Les Zola
Lorsque le jeune Émile Zola, alors chargé de la publicité des auteurs aux éditions Hachette, rencontre sa future femme Alexandrine, rien ne prédestine ni leur union, ni son succès littéraire. Alexandrine est une jolie femme délurée essayant d’oublier la misère de sa première vie, dont le métier est de servir de modèle pour les peintres parisiens, alors que Zola vient du milieu bourgeois – ce que ne manque pas de lui rappeler sa mère. C’est pourtant bien de leur mariage et, au fond, de leur association, que naît le « grand auteur » Émile Zola. Alexandrine a en effet l’idée de montrer le Paris populaire à son mari, technique de reportage dont il forgera le « naturalisme ». C’est elle encore qui institue les fameuses « soirées de Médan », dont elle est la maîtresse de maison. Le succès vient alors aux Zola, à qui il ne semble manquer que des enfants pour être parfaitement heureux. Sauf qu’un jour, Émile a une aventure avec une jeune servante.

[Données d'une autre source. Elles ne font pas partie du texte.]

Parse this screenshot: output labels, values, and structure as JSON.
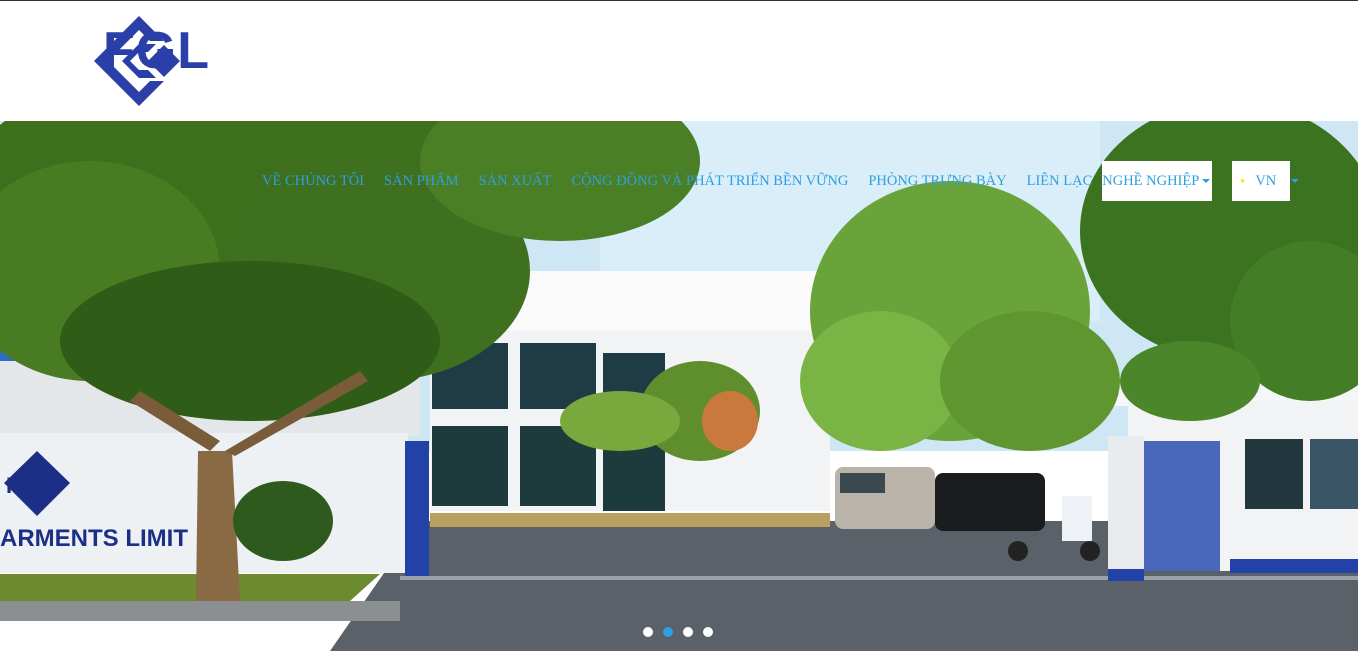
{
  "brand": {
    "name": "FGL",
    "sign_line1": "FGL",
    "sign_line2": "ARMENTS LIMIT"
  },
  "nav": {
    "items": [
      {
        "label": "VỀ CHÚNG TÔI"
      },
      {
        "label": "SẢN PHẨM"
      },
      {
        "label": "SẢN XUẤT"
      },
      {
        "label": "CỘNG ĐỒNG VÀ PHÁT TRIỂN BỀN VỮNG"
      },
      {
        "label": "PHÒNG TRƯNG BÀY"
      },
      {
        "label": "LIÊN LẠC"
      }
    ],
    "careers": {
      "label": "NGHỀ NGHIỆP"
    },
    "language": {
      "label": "VN",
      "flag_icon": "vietnam-flag-icon"
    }
  },
  "slider": {
    "slide_count": 4,
    "active_index": 1
  },
  "colors": {
    "brand_blue": "#2b3fa8",
    "nav_blue": "#2f9fe0"
  }
}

De la même manière que l’histoire traditionnelle met généralement en avant les « grands hommes », sans forcément toujours mentionner les exécutants qui se chargent du travail, on voit souvent les grands auteurs de manière monolithique. On rend ainsi hommage à leur génie individuel, comme s’ils s’étaient fait tout seul, en oubliant qu’ils sont comme tout le monde aussi le produit d’un environnement, d’une éducation, et du soutien – ou pas – de leur entourage. Dans cette première bande dessinée très réussie du duo Méliane Marcaggi/Alice Chemama, Émile Zola n’est plus seulement envisagé isolé, mais comme une somme d’énergies et d’événements dont l’équilibre, parfois fort, parfois fragile, n’est jamais gagné d’avance. Et le monument littéraire qu’est devenue l’oeuvre de cet écrivain crucial (notamment par la place qu’a pris son engagement en faveur de Dreyfus au tournant du siècle) apparaît tout à coup comme la résultante complexe d’un courage partagé, et d’un effacement altruiste et volontaire des seconds rôles ; en l’occurrence, celui de ses femmes.
Avec une absence de jugement habile, une distance calculée et délicate, la comédienne, réalisatrice et scénariste Méliane Marcaggi le présente sous les traits d’un bourgeois sensible, discret et doux, travailleur discipliné – presque maladif – d’esprit ouvert mais capable, également, de duperie. Il y a bien quelques lourdeurs dans l’écriture de ce qui était au départ un scénario destiné au cinéma ; le rythme et les dialogues sont largement perfectibles, quoique travaillés sérieusement. C’est principalement la qualité du regard, ainsi que des choix de narration pertinents qui font de cet album une réussite, alors que d’ailleurs, il aurait pu très facilement se prendre les pieds dans le tapis et devenir un ratage total.
Il est rare d’avoir autant de bonnes surprises sur un premier album. Alice Chemama en est pourtant une autre. Cette jeune dessinatrice aventureuse, diplômée des Arts Décos en 2017, dont c’est pourtant là le premier travail d’ampleur, fait preuve d’une maturité esthétique impressionnante et particulièrement prometteuse. Elle réalise un quasi sans-faute, de la couverture, inhabituellement recherchée (et composée comme un tableau), aux tons délavés si particuliers qu’elle emploie dans la couleur, référence aux peintres impressionnistes qu’elle a potassés pour l’occasion.
Et pour couronner le tout, le travail inspiré d’une éditrice, qui a su dénicher ces talents et les marier, afin de livrer ce qui est finalement une des bonnes surprises de cette rentrée.